Call to publish commissioners’ travel expenses
February 26, 2020 | News | No Comments
European Commissioner for Competition Margrethe Vestager speaks during a news conference at the EU Delegation in Washington | Yuri Gripas/AFP via Getty Images Campaign group wants details of all official travel to be made public.
Call to publish commissioners’ travel expenses
Campaigners are demanding that the European Commission release detailed travel costs of official trips taken by European commissioners.
Access Info Europe, a NGO, is urging citizens and activists to make systematic document requests for the 2016 travel expenses of the 28 European commissioners.
“We are mobilizing members of the public to help break the secrecy about how European citizens’ taxes are being used on official travel,” said executive director Helen Darbishire.
The watchdog has received some documents from the European Commission but says it denied many requests, citing commissioners’ privacy. The released documents show Jean-Claude Juncker’s expenses for a trip to the G20 in Turkey in November 2015 were €67,602 for three days. Juncker’s costs included daily allowances, plane travel and accommodation. That is “a reasonable price,” according to an accountant familiar with the travel expenses of leaders.
The European Commission on Friday said the plane journey taken by Jean-Claude Juncker and his team to the G20 in Turkey had to be booked at the last minute. They were supposed to travel with the Belgian Air Force but the flight was canceled because of a “security/safety incident.”
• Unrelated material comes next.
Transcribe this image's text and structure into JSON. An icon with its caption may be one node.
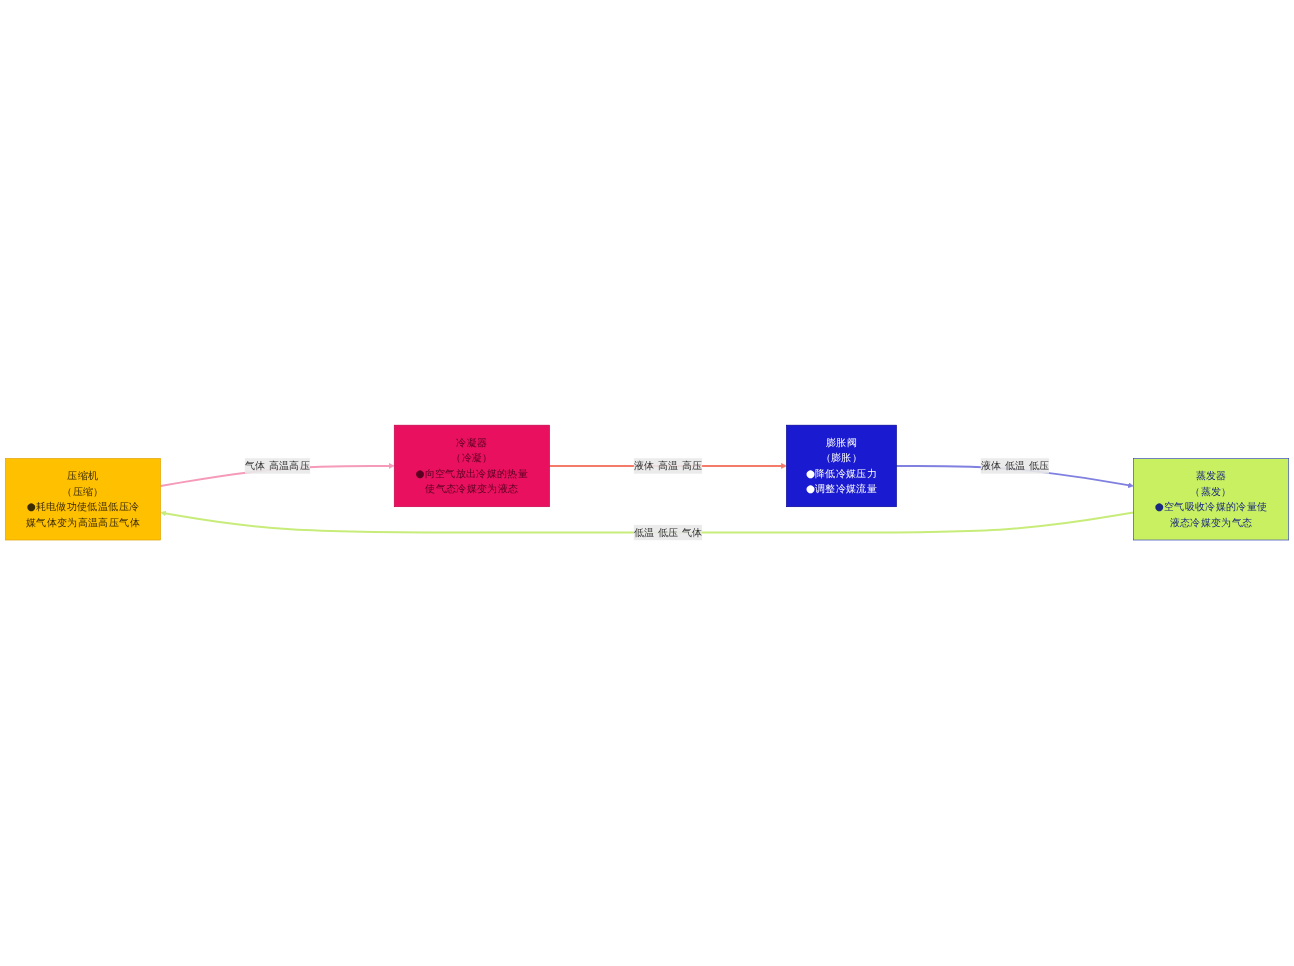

Requests for copies of Commission contracts with airlines were also denied by the Commission. An EU official said “the rule is quite simple: you have to take every time the cheapest travel option.”
A European Commission spokesperson insisted “We are very transparent. You will not find international public institutions as open and ready to provide documents.”
The last available full-year figures for commissioner travel expenses are from 2013 when they spent €3.3 million on travel.
While the Commission encourages commissioners to publish a public agenda, including where they will or have traveled to, there are many gaps in the information publicly available.
In addition to basic overall cost information withheld from the public, other missing information includes: which staff members travel with a commissioner; whether any security staff traveled in advance of the commissioner to official venues; whether or not a commissioner has extended their official trip to spend time at the destination privately; and what elements of the trip were offered cost-free to the commissioner by host government or organization.